Though teasing everything apart can be confusing as some food stuffs cause simultaneously IBS, migraines and a worsening more generally of my ME symptoms. Also my food sensitivities can become more marked with PEM, and (though it is probable that my non celiac gluten intolerance started at the same time as the onset of my ME or just a month or so before the triggering viral infection) as my ME has deteriorated over the years additional intolerances have developed.

It has taken me decades to get my head around the interaction of PEM, the ME itself and food intolerances. This is not helped by the fact that the effect of the intolerances can be delayed, for example my caffeine related symptoms take four to six hours to kick in whereas gluten related symptoms takes almost exactly twenty four hours.

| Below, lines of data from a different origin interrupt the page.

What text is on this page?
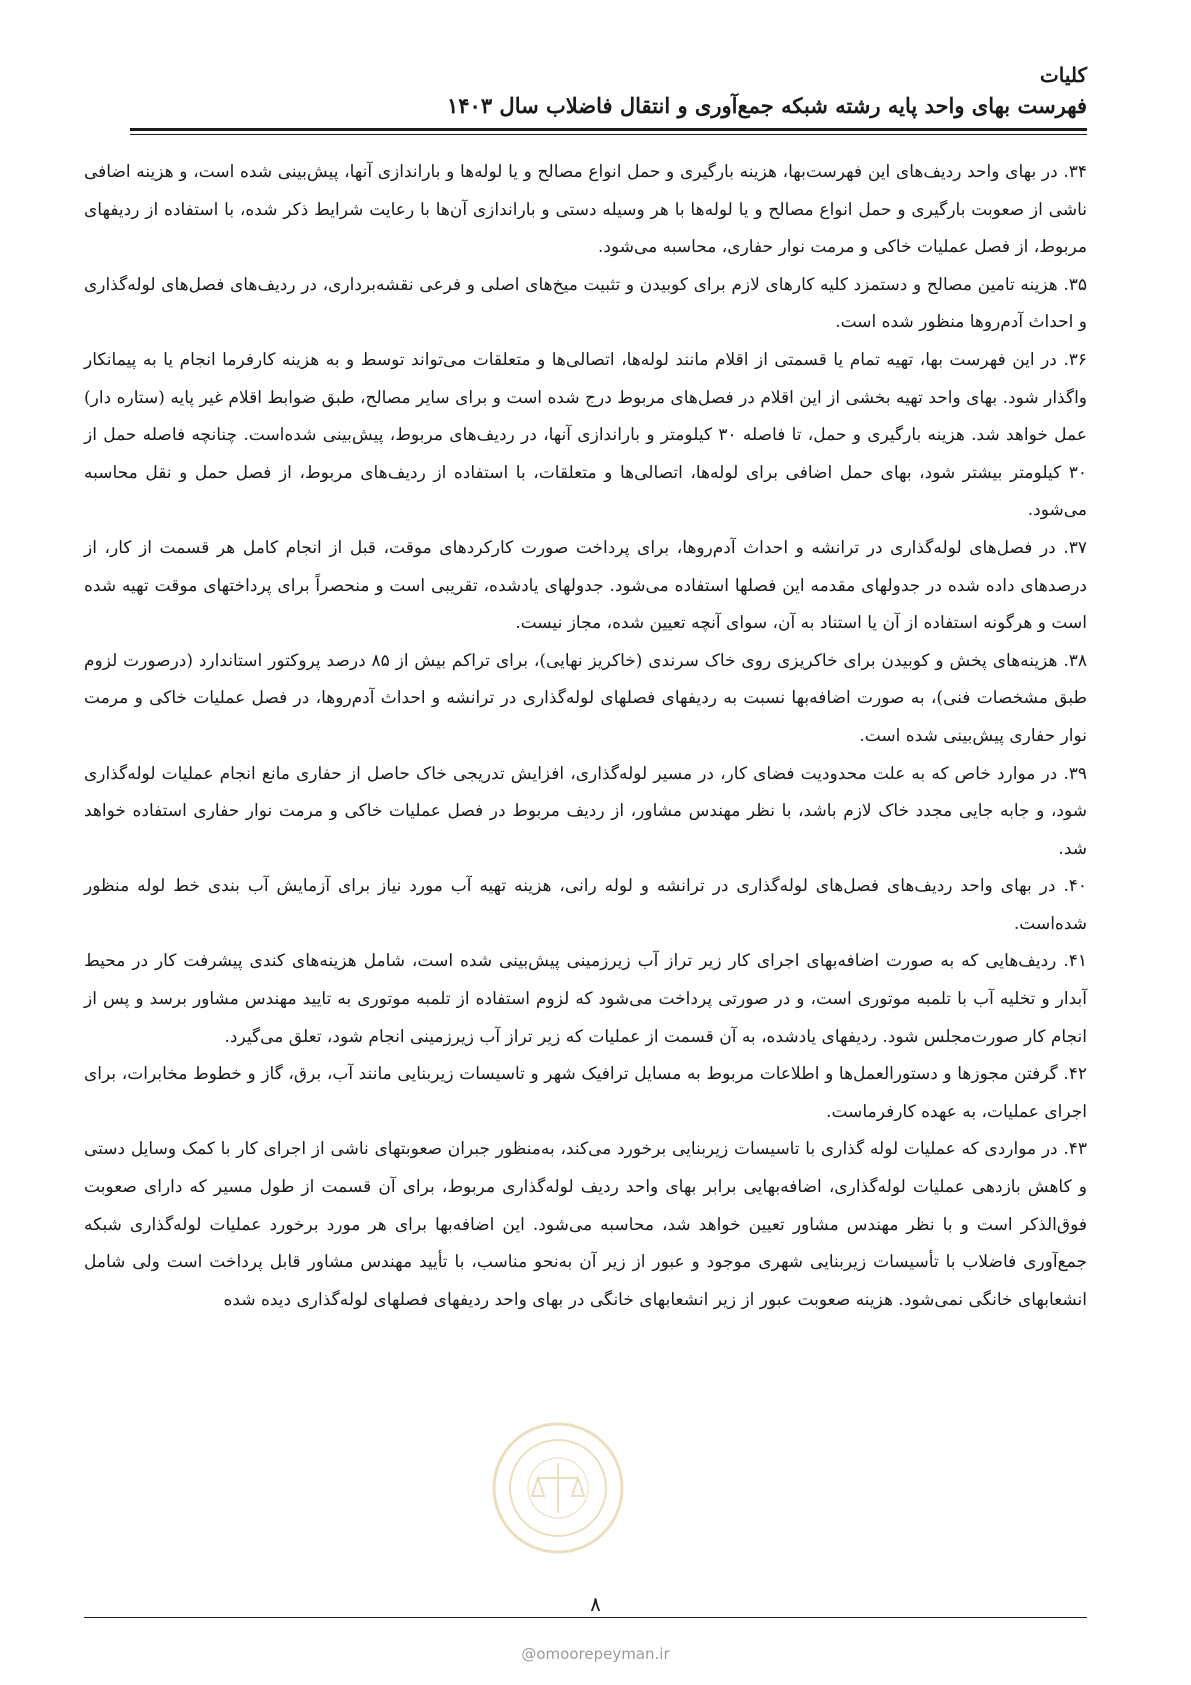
کلیات
فهرست بهای واحد پایه رشته شبکه جمع‌آوری و انتقال فاضلاب سال ۱۴۰۳

۳۴. در بهای واحد ردیف‌های این فهرست‌بها، هزینه بارگیری و حمل انواع مصالح و یا لوله‌ها و باراندازی آنها، پیش‌بینی شده است، و هزینه اضافی ناشی از صعوبت بارگیری و حمل انواع مصالح و یا لوله‌ها با هر وسیله دستی و باراندازی آن‌ها با رعایت شرایط ذکر شده، با استفاده از ردیفهای مربوط، از فصل عملیات خاکی و مرمت نوار حفاری، محاسبه می‌شود.

۳۵. هزینه تامین مصالح و دستمزد کلیه کارهای لازم برای کوبیدن و تثبیت میخ‌های اصلی و فرعی نقشه‌برداری، در ردیف‌های فصل‌های لوله‌گذاری و احداث آدم‌روها منظور شده است.

۳۶. در این فهرست بها، تهیه تمام یا قسمتی از اقلام مانند لوله‌ها، اتصالی‌ها و متعلقات می‌تواند توسط و به هزینه کارفرما انجام یا به پیمانکار واگذار شود. بهای واحد تهیه بخشی از این اقلام در فصل‌های مربوط درج شده است و برای سایر مصالح، طبق ضوابط اقلام غیر پایه (ستاره دار) عمل خواهد شد. هزینه بارگیری و حمل، تا فاصله ۳۰ کیلومتر و باراندازی آنها، در ردیف‌های مربوط، پیش‌بینی شده‌است. چنانچه فاصله حمل از ۳۰ کیلومتر بیشتر شود، بهای حمل اضافی برای لوله‌ها، اتصالی‌ها و متعلقات، با استفاده از ردیف‌های مربوط، از فصل حمل و نقل محاسبه می‌شود.

۳۷. در فصل‌های لوله‌گذاری در ترانشه و احداث آدم‌روها، برای پرداخت صورت کارکردهای موقت، قبل از انجام کامل هر قسمت از کار، از درصدهای داده شده در جدولهای مقدمه این فصلها استفاده می‌شود. جدولهای یادشده، تقریبی است و منحصراً برای پرداختهای موقت تهیه شده است و هرگونه استفاده از آن یا استناد به آن، سوای آنچه تعیین شده، مجاز نیست.

۳۸. هزینه‌های پخش و کوبیدن برای خاکریزی روی خاک سرندی (خاکریز نهایی)، برای تراکم بیش از ۸۵ درصد پروکتور استاندارد (درصورت لزوم طبق مشخصات فنی)، به صورت اضافه‌بها نسبت به ردیفهای فصلهای لوله‌گذاری در ترانشه و احداث آدم‌روها، در فصل عملیات خاکی و مرمت نوار حفاری پیش‌بینی شده است.

۳۹. در موارد خاص که به علت محدودیت فضای کار، در مسیر لوله‌گذاری، افزایش تدریجی خاک حاصل از حفاری مانع انجام عملیات لوله‌گذاری شود، و جابه جایی مجدد خاک لازم باشد، با نظر مهندس مشاور، از ردیف مربوط در فصل عملیات خاکی و مرمت نوار حفاری استفاده خواهد شد.

۴۰. در بهای واحد ردیف‌های فصل‌های لوله‌گذاری در ترانشه و لوله رانی، هزینه تهیه آب مورد نیاز برای آزمایش آب بندی خط لوله منظور شده‌است.

۴۱. ردیف‌هایی که به صورت اضافه‌بهای اجرای کار زیر تراز آب زیرزمینی پیش‌بینی شده است، شامل هزینه‌های کندی پیشرفت کار در محیط آبدار و تخلیه آب با تلمبه موتوری است، و در صورتی پرداخت می‌شود که لزوم استفاده از تلمبه موتوری به تایید مهندس مشاور برسد و پس از انجام کار صورت‌مجلس شود. ردیفهای یادشده، به آن قسمت از عملیات که زیر تراز آب زیرزمینی انجام شود، تعلق می‌گیرد.

۴۲. گرفتن مجوزها و دستورالعمل‌ها و اطلاعات مربوط به مسایل ترافیک شهر و تاسیسات زیربنایی مانند آب، برق، گاز و خطوط مخابرات، برای اجرای عملیات، به عهده کارفرماست.

۴۳. در مواردی که عملیات لوله گذاری با تاسیسات زیربنایی برخورد می‌کند، به‌منظور جبران صعوبتهای ناشی از اجرای کار با کمک وسایل دستی و کاهش بازدهی عملیات لوله‌گذاری، اضافه‌بهایی برابر بهای واحد ردیف لوله‌گذاری مربوط، برای آن قسمت از طول مسیر که دارای صعوبت فوق‌الذکر است و با نظر مهندس مشاور تعیین خواهد شد، محاسبه می‌شود. این اضافه‌بها برای هر مورد برخورد عملیات لوله‌گذاری شبکه جمع‌آوری فاضلاب با تأسیسات زیربنایی شهری موجود و عبور از زیر آن به‌نحو مناسب، با تأیید مهندس مشاور قابل پرداخت است ولی شامل انشعابهای خانگی نمی‌شود. هزینه صعوبت عبور از زیر انشعابهای خانگی در بهای واحد ردیفهای فصلهای لوله‌گذاری دیده شده

۸
@omoorepeyman.ir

In general services fail to equip us with tools to identify and manage the various triggers of our symptoms, other than pacing.
 
There's clearly growing evidence of a pathogenic origin for the broad concept of IBS. One of the things we are learning about COVID-19 is how good it is at opening up junctions, to leak through different places. It's getting even likely that it crosses the blood-brain barrier, a very good property to have for a pathogen.

A good pathogen will be good at surviving. It will cause as little damage as possible, just enough to survive and spread elsewhere. That requires opening up junctions, there's good evidence COVID-19 does that, as do other pathogens. Syphilis is famous for lodging itself in the brain. That means opening up backdoors and crossing many protections.

It would be natural for other stuff to leak along, even by simple sheer pressure. They just happen to be at the right place at the time a junction is opened up and slip through.

We know there is an increase in bacteria in the blood in some ME patients after exertion. Things that can leak through the blood and shouldn't be there are bound to cause a reaction. Probably not the same as an allergic reaction but still, it's a foreign presence against which the immune system must act.

But it's not a linear process, it does not follow a simple step-by-step recipe. Effects can be delayed. Very hard to observe. Very easy to miss.